Convicted TJX Hacker Regrets Taking 'Easy Way Out' With Plea Deal

Type threatpost
Reporter Dennis Fisher
Modified 2013-04-18T15:13:58


MIAMI BEACH–Stephen Watt was involved in a series of attacks on retailers and restaurants that federal prosecutors called the largest identity theft in U.S. history. He wrote the sniffer used by some of his friends to steal millions of credit card numbers. After federal agents raided his apartment, confiscated all of his computer equipment, he eventually was indicted on a series of charges related to the attacks on TJX, Dave & Buster’s and others and was facing several years in prison. So he took a plea deal, hoping to reduce his prison time and the financial burden on his family. In all of that, what he regrets most is taking the plea.

“I took the easy way out. I could not possibly have been coerced more into taking this plea than I was by the number [of years in prison] I was facing. It was still easier than fighting it out and that’s something I’ll always have bitter regret for, for not fighting it out,” Watt said.

Standing on a raised stage during his talk at the Infiltrate conference here Friday, the tall, muscular Watt presented an imposing figure. But over the course of 90 minutes, he painted himself as something of a victim in the story, railing against the prosecutors and judges who he says didn’t understand the technical details of the case and were simply interested in making examples of him and his co-defendants. Watt doesn’t deny writing the sniffer that his close friend Albert Gonzalez used in a variety of attacks on TJX, Hannaford and other companies in the latter part of the last decade. What he disputes is the notion that he modified the tool specifically for various targets or that he even knew what Gonzalez was going to do with the sniffer.

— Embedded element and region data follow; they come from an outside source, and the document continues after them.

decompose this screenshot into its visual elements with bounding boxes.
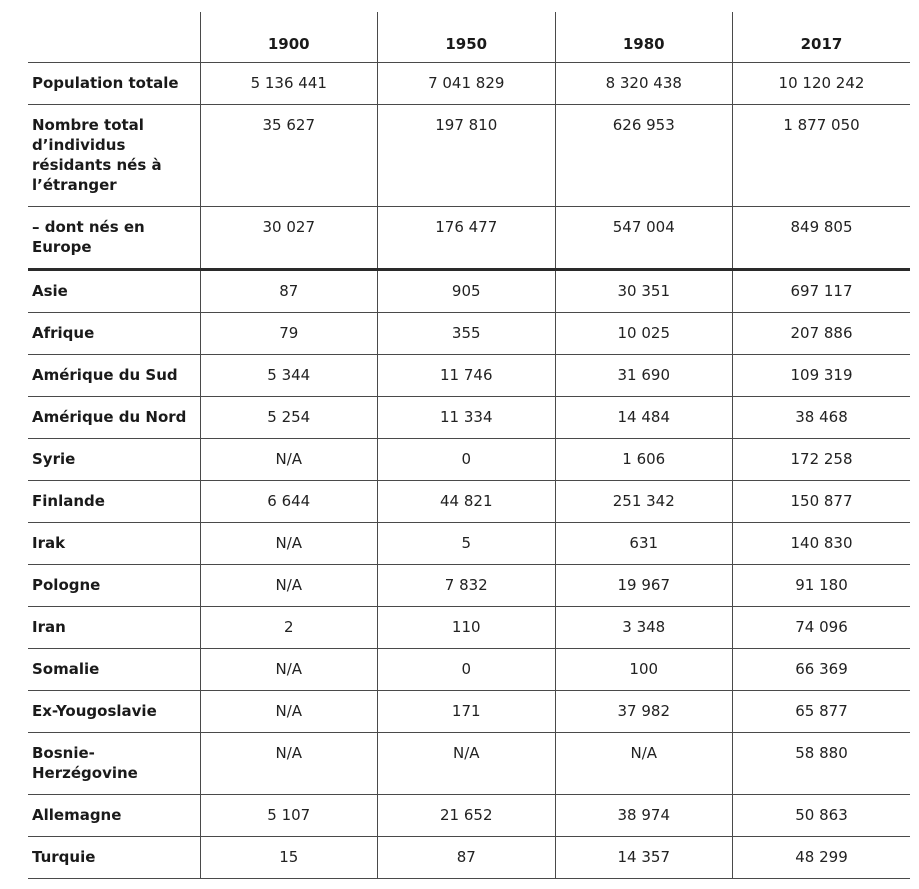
cell-value: 109 319 [733,355,911,397]
cell-value: 7 041 829 [378,63,556,105]
header-corner-cell [28,12,200,63]
table-row [28,105,910,207]
table-row [28,733,910,795]
row-label: Irak [28,523,200,565]
row-label: – dont nés en Europe [28,207,200,270]
table-row [28,837,910,879]
cell-value: 905 [378,270,556,313]
cell-value: 140 830 [733,523,911,565]
cell-value: 2 [200,607,378,649]
cell-value: N/A [555,733,733,795]
cell-value: 21 652 [378,795,556,837]
cell-value: 697 117 [733,270,911,313]
cell-value: 3 348 [555,607,733,649]
table-row [28,607,910,649]
cell-value: 7 832 [378,565,556,607]
table-row [28,63,910,105]
cell-value: 14 357 [555,837,733,879]
table-row [28,481,910,523]
cell-value: 11 334 [378,397,556,439]
table-row [28,523,910,565]
cell-value: 6 644 [200,481,378,523]
cell-value: N/A [200,649,378,691]
cell-value: 65 877 [733,691,911,733]
cell-value: 5 254 [200,397,378,439]
cell-value: 31 690 [555,355,733,397]
cell-value: 849 805 [733,207,911,270]
cell-value: N/A [200,439,378,481]
row-label: Population totale [28,63,200,105]
cell-value: 10 025 [555,313,733,355]
cell-value: 547 004 [555,207,733,270]
cell-value: 48 299 [733,837,911,879]
cell-value: 100 [555,649,733,691]
row-label: Pologne [28,565,200,607]
table-row [28,397,910,439]
cell-value: 91 180 [733,565,911,607]
cell-value: N/A [200,565,378,607]
cell-value: 30 351 [555,270,733,313]
row-label: Amérique du Nord [28,397,200,439]
cell-value: 5 [378,523,556,565]
cell-value: 15 [200,837,378,879]
row-label: Bosnie-Herzégovine [28,733,200,795]
row-label: Amérique du Sud [28,355,200,397]
cell-value: 30 027 [200,207,378,270]
cell-value: 150 877 [733,481,911,523]
header-year: 1950 [378,12,556,63]
table-row [28,355,910,397]
row-label: Asie [28,270,200,313]
cell-value: 37 982 [555,691,733,733]
row-label: Afrique [28,313,200,355]
table-row [28,691,910,733]
row-label: Turquie [28,837,200,879]
cell-value: 38 468 [733,397,911,439]
table-row [28,795,910,837]
cell-value: N/A [200,691,378,733]
cell-value: 631 [555,523,733,565]
cell-value: N/A [378,733,556,795]
table-row [28,313,910,355]
row-label: Somalie [28,649,200,691]
cell-value: 58 880 [733,733,911,795]
row-label: Nombre total d’individus résidants nés à l’étranger [28,105,200,207]
cell-value: 355 [378,313,556,355]
cell-value: N/A [200,523,378,565]
population-table [28,12,910,879]
cell-value: 626 953 [555,105,733,207]
cell-value: 251 342 [555,481,733,523]
cell-value: 35 627 [200,105,378,207]
cell-value: 0 [378,649,556,691]
cell-value: 1 606 [555,439,733,481]
cell-value: 66 369 [733,649,911,691]
cell-value: 176 477 [378,207,556,270]
cell-value: 38 974 [555,795,733,837]
table-row [28,649,910,691]
cell-value: 10 120 242 [733,63,911,105]
cell-value: 172 258 [733,439,911,481]
cell-value: 207 886 [733,313,911,355]
cell-value: N/A [200,733,378,795]
row-label: Allemagne [28,795,200,837]
table-row [28,270,910,313]
cell-value: 8 320 438 [555,63,733,105]
cell-value: 19 967 [555,565,733,607]
header-year: 2017 [733,12,911,63]
header-year: 1900 [200,12,378,63]
table-row [28,565,910,607]
cell-value: 5 136 441 [200,63,378,105]
header-row [28,12,910,63]
cell-value: 197 810 [378,105,556,207]
table-row [28,207,910,270]
cell-value: 5 107 [200,795,378,837]
cell-value: 87 [378,837,556,879]
cell-value: 110 [378,607,556,649]
row-label: Syrie [28,439,200,481]
cell-value: 44 821 [378,481,556,523]
row-label: Ex-Yougoslavie [28,691,200,733]
cell-value: 87 [200,270,378,313]
table-row [28,439,910,481]
cell-value: 74 096 [733,607,911,649]
row-label: Iran [28,607,200,649]
header-year: 1980 [555,12,733,63]
cell-value: 1 877 050 [733,105,911,207]
cell-value: 171 [378,691,556,733]
row-label: Finlande [28,481,200,523]
cell-value: 79 [200,313,378,355]
cell-value: 11 746 [378,355,556,397]
cell-value: 50 863 [733,795,911,837]
cell-value: 0 [378,439,556,481]
cell-value: 5 344 [200,355,378,397]
cell-value: 14 484 [555,397,733,439]
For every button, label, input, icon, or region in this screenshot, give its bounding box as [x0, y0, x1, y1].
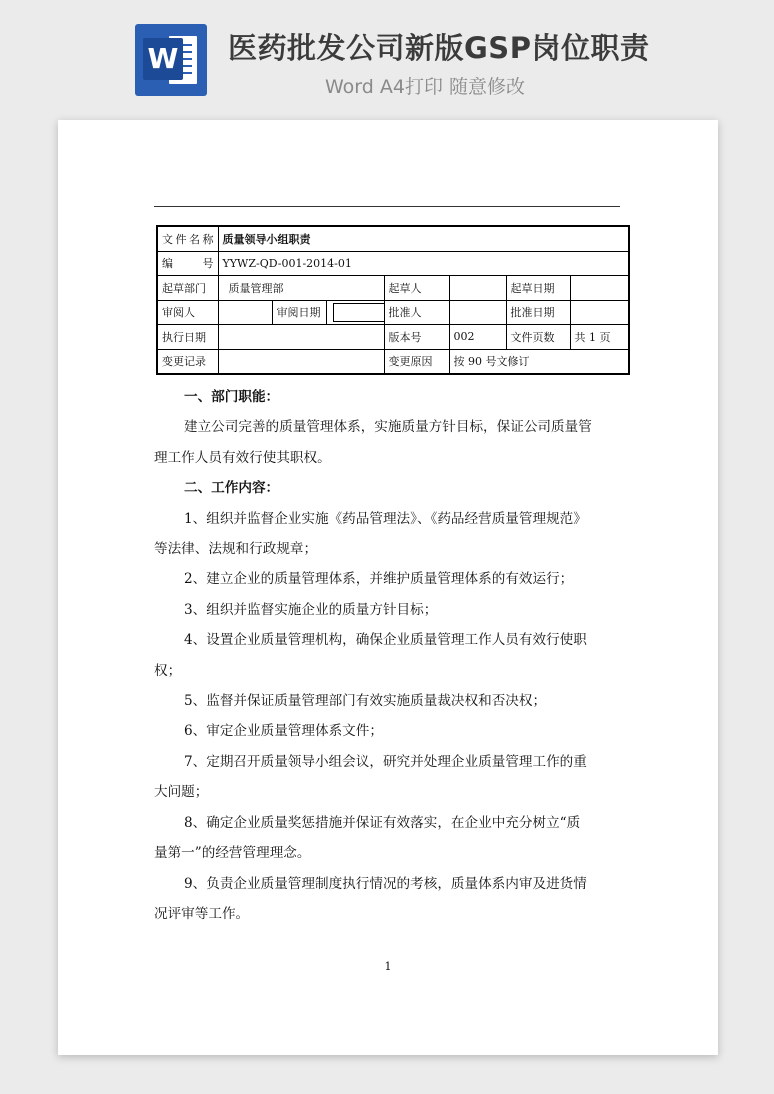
version-value: 002 [449, 325, 506, 350]
list-item-continuation: 等法律、法规和行政规章； [154, 541, 318, 558]
pages-label: 文件页数 [506, 325, 570, 350]
logo-letter: W [143, 38, 183, 80]
exec-date-value [218, 325, 384, 350]
list-item: 2、建立企业的质量管理体系，并维护质量管理体系的有效运行； [184, 571, 574, 588]
reviewer-label: 审阅人 [157, 300, 218, 325]
page-number: 1 [384, 960, 392, 973]
word-logo-icon [135, 24, 207, 96]
table-row [157, 226, 629, 251]
draft-date-value [570, 276, 629, 301]
list-item: 4、设置企业质量管理机构，确保企业质量管理工作人员有效行使职 [184, 632, 587, 649]
change-record-value [218, 349, 384, 374]
dept-label: 起草部门 [157, 276, 218, 301]
change-reason-value: 按 90 号文修订 [449, 349, 629, 374]
banner-title: 医药批发公司新版GSP岗位职责 [228, 31, 650, 65]
header-rule [154, 206, 620, 207]
exec-date-label: 执行日期 [157, 325, 218, 350]
paragraph-line: 理工作人员有效行使其职权。 [154, 449, 331, 466]
file-name-label: 文件名称 [157, 226, 218, 251]
list-item: 8、确定企业质量奖惩措施并保证有效落实，在企业中充分树立“质 [184, 814, 581, 831]
approve-date-value [570, 300, 629, 325]
list-item: 5、监督并保证质量管理部门有效实施质量裁决权和否决权； [184, 693, 547, 710]
pages-value: 共 1 页 [570, 325, 629, 350]
approve-date-label: 批准日期 [506, 300, 570, 325]
list-item: 6、审定企业质量管理体系文件； [184, 723, 383, 740]
change-record-label: 变更记录 [157, 349, 218, 374]
list-item-continuation: 量第一”的经营管理理念。 [154, 845, 311, 862]
list-item: 1、组织并监督企业实施《药品管理法》、《药品经营质量管理规范》 [184, 510, 587, 527]
dept-value: 质量管理部 [218, 276, 384, 301]
document-page [58, 120, 718, 1055]
review-date-box [333, 303, 385, 322]
drafter-label: 起草人 [384, 276, 449, 301]
paragraph-line: 建立公司完善的质量管理体系，实施质量方针目标，保证公司质量管 [184, 419, 592, 436]
table-row [157, 276, 629, 301]
review-date-label: 审阅日期 [272, 300, 326, 325]
header-banner [0, 0, 774, 112]
version-label: 版本号 [384, 325, 449, 350]
code-value: YYWZ-QD-001-2014-01 [218, 251, 629, 276]
review-date-value [326, 300, 384, 325]
document-info-table [156, 225, 630, 375]
draft-date-label: 起草日期 [506, 276, 570, 301]
table-row [157, 300, 629, 325]
list-item: 9、负责企业质量管理制度执行情况的考核，质量体系内审及进货情 [184, 875, 587, 892]
section-heading: 二、工作内容： [184, 480, 280, 497]
table-row [157, 349, 629, 374]
code-label: 编 号 [157, 251, 218, 276]
list-item: 3、组织并监督实施企业的质量方针目标； [184, 601, 438, 618]
banner-subtitle: Word A4打印 随意修改 [325, 76, 526, 98]
list-item-continuation: 权； [154, 662, 182, 679]
file-name-value: 质量领导小组职责 [218, 226, 629, 251]
table-row [157, 325, 629, 350]
table-row [157, 251, 629, 276]
approver-label: 批准人 [384, 300, 449, 325]
reviewer-value [218, 300, 272, 325]
section-heading: 一、部门职能： [184, 389, 280, 405]
approver-value [449, 300, 506, 325]
list-item-continuation: 大问题； [154, 784, 209, 801]
document-body [154, 382, 620, 929]
change-reason-label: 变更原因 [384, 349, 449, 374]
drafter-value [449, 276, 506, 301]
list-item: 7、定期召开质量领导小组会议，研究并处理企业质量管理工作的重 [184, 753, 587, 770]
list-item-continuation: 况评审等工作。 [154, 905, 250, 922]
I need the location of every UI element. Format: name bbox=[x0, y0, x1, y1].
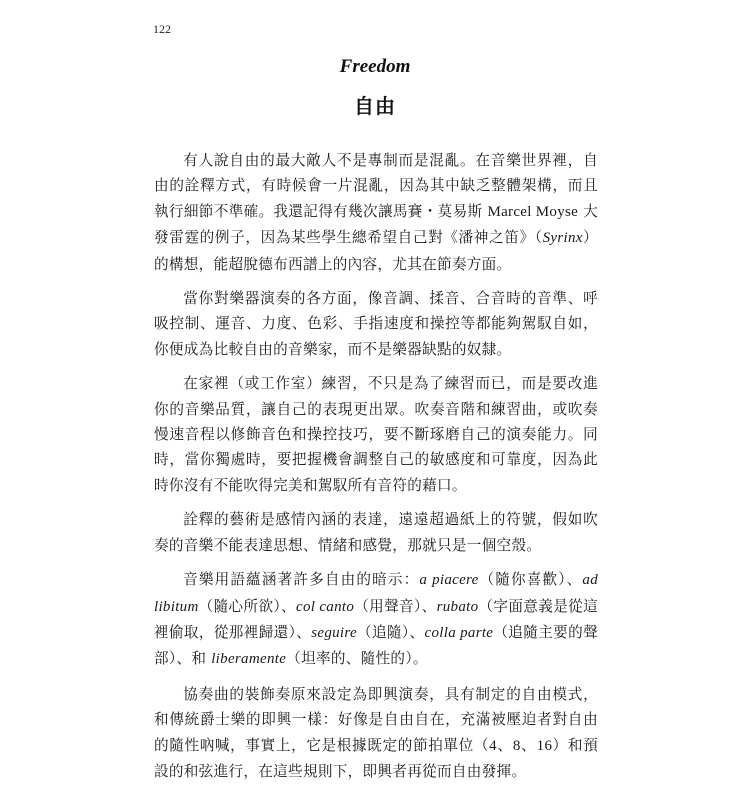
paragraph-4: 詮釋的藝術是感情內涵的表達，遠遠超過紙上的符號，假如吹奏的音樂不能表達思想、情緒和感覺，那就只是一個空殼。 bbox=[154, 511, 598, 554]
person-name: Marcel Moyse bbox=[487, 203, 579, 220]
paragraph-3: 在家裡（或工作室）練習，不只是為了練習而已，而是要改進你的音樂品質，讓自己的表現更出眾。吹奏音階和練習曲，或吹奏慢速音程以修飾音色和操控技巧，要不斷琢磨自己的演奏能力。同時，當你獨處時，要把握機會調整自己的敏感度和可靠度，因為此時你沒有不能吹得完美和駕馭所有音符的藉口。 bbox=[154, 375, 598, 494]
paragraph-6-text-a: 協奏曲的裝飾奏原來設定為即興演奏，具有制定的自由模式，和傳統爵士樂的即興一樣：好像是自由自在，充滿被壓迫者對自由的隨性吶喊，事實上，它是根據既定的節拍單位（ bbox=[154, 685, 598, 754]
paragraph-5-text-d: （用聲音）、 bbox=[354, 597, 437, 615]
paragraph-1 bbox=[154, 148, 598, 277]
page-number: 122 bbox=[153, 22, 171, 36]
paragraph-1-text-b: 大發雷霆的例子，因為某些學生總希望自己對《潘神之笛》（ bbox=[154, 202, 599, 247]
paragraph-5-text-b: （隨你喜歡）、 bbox=[478, 571, 583, 589]
term-rubato: rubato bbox=[436, 598, 479, 615]
paragraph-5-text-f: （追隨）、 bbox=[356, 623, 425, 641]
paragraph-5 bbox=[154, 567, 598, 673]
term-liberamente: liberamente bbox=[211, 651, 287, 668]
paragraph-5-text-g: （追隨主要的聲部）、和 bbox=[154, 623, 598, 668]
paragraph-5-text-e: （字面意義是從這裡偷取，從那裡歸還）、 bbox=[154, 597, 598, 641]
paragraph-1-text-c: ）的構想，能超脫德布西譜上的內容，尤其在節奏方面。 bbox=[154, 229, 598, 273]
paragraph-2: 當你對樂器演奏的各方面，像音調、揉音、合音時的音準、呼吸控制、運音、力度、色彩、手指速度和操控等都能夠駕馭自如，你便成為比較自由的音樂家，而不是樂器缺點的奴隸。 bbox=[154, 290, 598, 358]
beat-units: 4、8、16 bbox=[489, 737, 553, 754]
paragraph-6-text-b: ）和預設的和弦進行，在這些規則下，即興者再從而自由發揮。 bbox=[154, 736, 598, 780]
term-ad-libitum: ad libitum bbox=[154, 572, 598, 615]
chapter-title-chinese: 自由 bbox=[354, 94, 396, 118]
paragraph-1-text-a: 有人說自由的最大敵人不是專制而是混亂。在音樂世界裡，自由的詮釋方式，有時候會一片混亂，因為其中缺乏整體架構，而且執行細節不準確。我還記得有幾次讓馬賽・莫易斯 bbox=[154, 152, 598, 220]
paragraph-6 bbox=[154, 682, 598, 785]
term-col-canto: col canto bbox=[296, 598, 355, 615]
term-seguire: seguire bbox=[311, 624, 357, 641]
body-text bbox=[154, 148, 598, 793]
term-a-piacere: a piacere bbox=[419, 572, 479, 589]
paragraph-5-text-h: （坦率的、隨性的）。 bbox=[286, 650, 428, 668]
paragraph-5-text-a: 音樂用語蘊涵著許多自由的暗示： bbox=[183, 571, 420, 589]
chapter-title-english: Freedom bbox=[339, 56, 411, 77]
work-title-syrinx: Syrinx bbox=[542, 230, 583, 247]
term-colla-parte: colla parte bbox=[424, 624, 494, 641]
paragraph-5-text-c: （隨心所欲）、 bbox=[198, 597, 296, 615]
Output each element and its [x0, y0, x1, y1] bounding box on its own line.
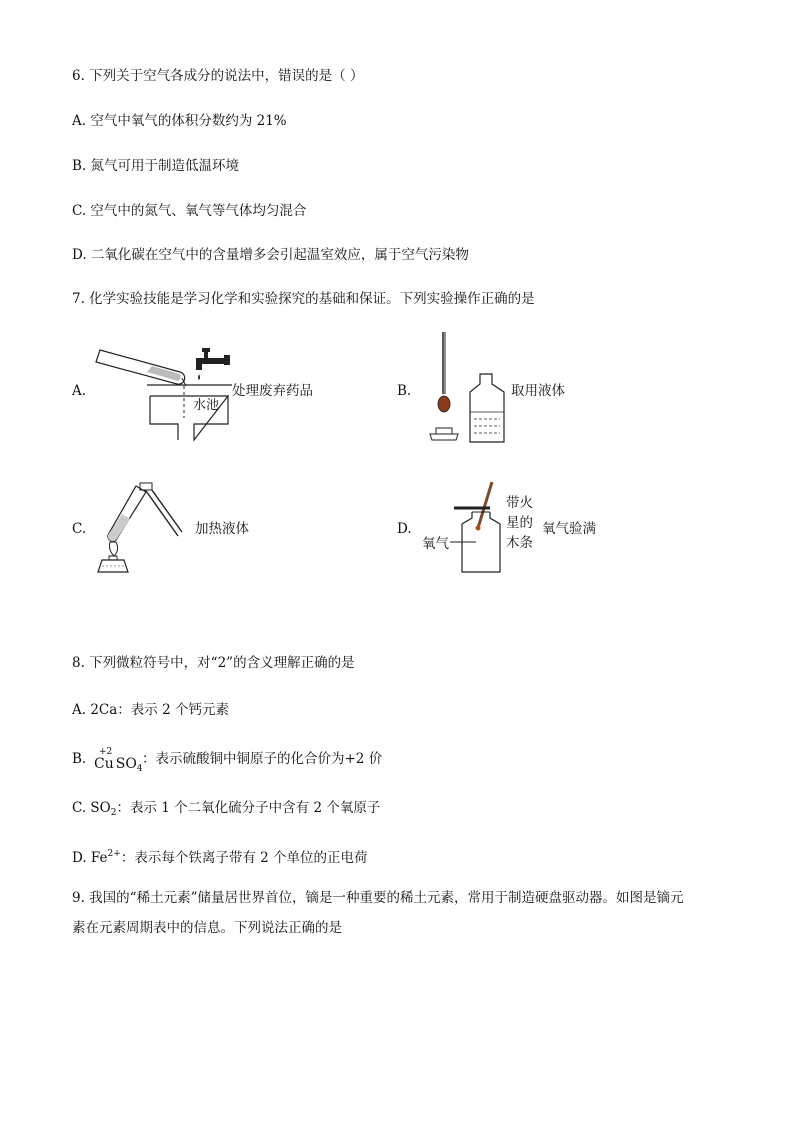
q7-a-sink-label: 水池 — [193, 398, 220, 413]
formula-cu: Cu — [94, 756, 114, 772]
q8-option-d — [72, 845, 368, 867]
q8-b-letter: B. — [72, 751, 87, 767]
q8-option-c — [72, 799, 380, 822]
q7-d-stick-label-1: 带火 — [506, 495, 533, 511]
q7-d-letter: D. — [397, 521, 412, 537]
q7-c-letter: C. — [72, 521, 87, 537]
q6-option-c: C. 空气中的氮气、氧气等气体均匀混合 — [72, 203, 307, 219]
q8-d-pre: D. Fe — [72, 850, 108, 866]
q7-d-caption: 氧气验满 — [542, 521, 596, 537]
reagent-bottle-icon — [470, 374, 504, 442]
sink-icon — [147, 385, 232, 440]
q8-c-pre: C. SO — [72, 800, 111, 816]
q7-d-stick-label-3: 木条 — [506, 535, 533, 551]
q7-a-figure — [92, 338, 242, 448]
formula-so: SO — [115, 756, 137, 772]
test-tube-icon — [96, 350, 186, 386]
q6-option-d: D. 二氧化碳在空气中的含量增多会引起温室效应，属于空气污染物 — [72, 247, 469, 263]
q8-d-post: ：表示每个铁离子带有 2 个单位的正电荷 — [120, 850, 368, 866]
gas-collecting-bottle-icon — [454, 508, 500, 572]
test-tube-icon — [108, 486, 146, 541]
q7-b-caption: 取用液体 — [511, 383, 565, 399]
cuso4-formula — [94, 747, 144, 775]
bottle-stopper-icon — [430, 428, 458, 440]
q6-stem: 6. 下列关于空气各成分的说法中，错误的是（ ） — [72, 68, 364, 84]
q6-option-b: B. 氮气可用于制造低温环境 — [72, 158, 240, 174]
q9-line-1: 9. 我国的“稀土元素”储量居世界首位，镝是一种重要的稀土元素，常用于制造硬盘驱动器。如图是镝元 — [72, 890, 684, 906]
q7-c-figure — [94, 480, 189, 575]
wooden-stick-icon — [476, 482, 493, 531]
q7-c-caption: 加热液体 — [195, 521, 249, 537]
test-tube-holder-icon — [140, 483, 182, 536]
q8-stem: 8. 下列微粒符号中，对“2”的含义理解正确的是 — [72, 655, 355, 671]
q6-option-a: A. 空气中氧气的体积分数约为 21% — [72, 113, 287, 129]
q8-b-text: ：表示硫酸铜中铜原子的化合价为+2 价 — [142, 751, 383, 767]
q8-option-a: A. 2Ca：表示 2 个钙元素 — [72, 702, 229, 718]
dropper-icon — [438, 332, 450, 412]
alcohol-lamp-icon — [98, 542, 128, 572]
q7-a-letter: A. — [72, 383, 87, 399]
q8-c-sub: 2 — [110, 808, 117, 818]
q8-d-sup: 2+ — [107, 849, 121, 859]
q9-line-2: 素在元素周期表中的信息。下列说法正确的是 — [72, 920, 342, 936]
q8-c-post: ：表示 1 个二氧化硫分子中含有 2 个氧原子 — [116, 800, 381, 816]
q7-stem: 7. 化学实验技能是学习化学和实验探究的基础和保证。下列实验操作正确的是 — [72, 291, 535, 307]
q7-d-stick-label-2: 星的 — [506, 515, 533, 531]
formula-subscript: 4 — [136, 764, 143, 774]
q7-b-letter: B. — [397, 383, 412, 399]
q7-d-figure — [450, 478, 510, 574]
q7-b-figure — [420, 330, 515, 445]
valence-mark: +2 — [99, 747, 113, 757]
q7-a-caption: 处理废弃药品 — [232, 383, 313, 399]
q7-d-gas-label: 氧气 — [422, 536, 449, 552]
faucet-icon — [196, 348, 230, 380]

“I knew that the prosecution couldn’t possibly prove that I knew the intent or location of the use of the sniffer, because I didn’t know that,” Watt said. “I did modify it, but that was just a recompile. I wrote the sniffer on my own box, tested it there with no idea what it would be used for. I was shocked when I found out what had happened.”

Watt, who had been involved in the underground hacking scene in the late 1990s and early 2000s, was working at a software firm in New York in August 2008. He was coming home from the gym one evening and as he stepped out of the elevator in his apartment building he was greeted by a group of federal agents. One of them knocked him to the ground with a battering ram, he says, and then he was cuffed and watched as the agents executed a search warrant and walked out six hours later with all of his computers, removable media, tax documents and even some bits of paper left in his shredder.

Several months later, Watt was indicted on several charges related to the attacks and served two years in federal prison in Washington state. He’s now on probation and is prohibited from using any computing devices, including smartphones. He says that the prosecutor involved in his case had little understanding of technology and that the software he wrote for Gonzalez was a simple program and was not tailored for specific targets, as the prosecution alleged. The prosecutors used hundreds of pages of logs of chats between Watt and Gonzalez to prove otherwise. Facing a long stretch in prison, Watt took the plea deal.

“Ultimately I decided that my black hat past and my association with the co-defendants was hust too much. I had a responsibility to end this and not be a financial burden to my family,” he said.

While admitting his involvement in the scheme, Watt said that he never profited from the attacks, unlike Gonzalez, a fact that the prosecutors acknowledged and used to show that he was a sociopath only interested in thrills. Watt, who was prosecuted by Stephen Heymann, the same man who ran the prosecution of Aaron Swartz, said that at the time of the attacks he had been out of the hacking scene for several years and was no longer interested in it.

“I was doing everything but using my computer, which I was totally sick of,” he said.

He used the computer long enough to write the sniffer, which he said was a raw TCP sniffer with the capability to log all of the critical data coming in over a specific range of ports, then encrypt that data when the log got large enough and ship it off to a remote server. He handed the sniffer off to Gonzalez, who had been his friend since the late 1990s, and said he didn’t concern himself with what Gonzalez did with the tool.

“I don’t ask questions about things I have no need to know about,” he said, “and he would never share that information.”

As it turned out, Gonzalez was sharing that information with someone: the U.S. Secret Service. Gonzalez was working as a paid informant for the Secret Service and later tried to have his plea bargain overturned because he claimed that he was working at the direction of federal agents while the attacks were ongoing.

While still angry about what he sees as an overzealous prosecution, Watt said that he looks at the $171.5 million in restitution he’s been ordered to pay as a symbol.

“I look at it as a badge of honor because it’s so high and so oppressive that I’ll never be able to pay it back anyway,” he said.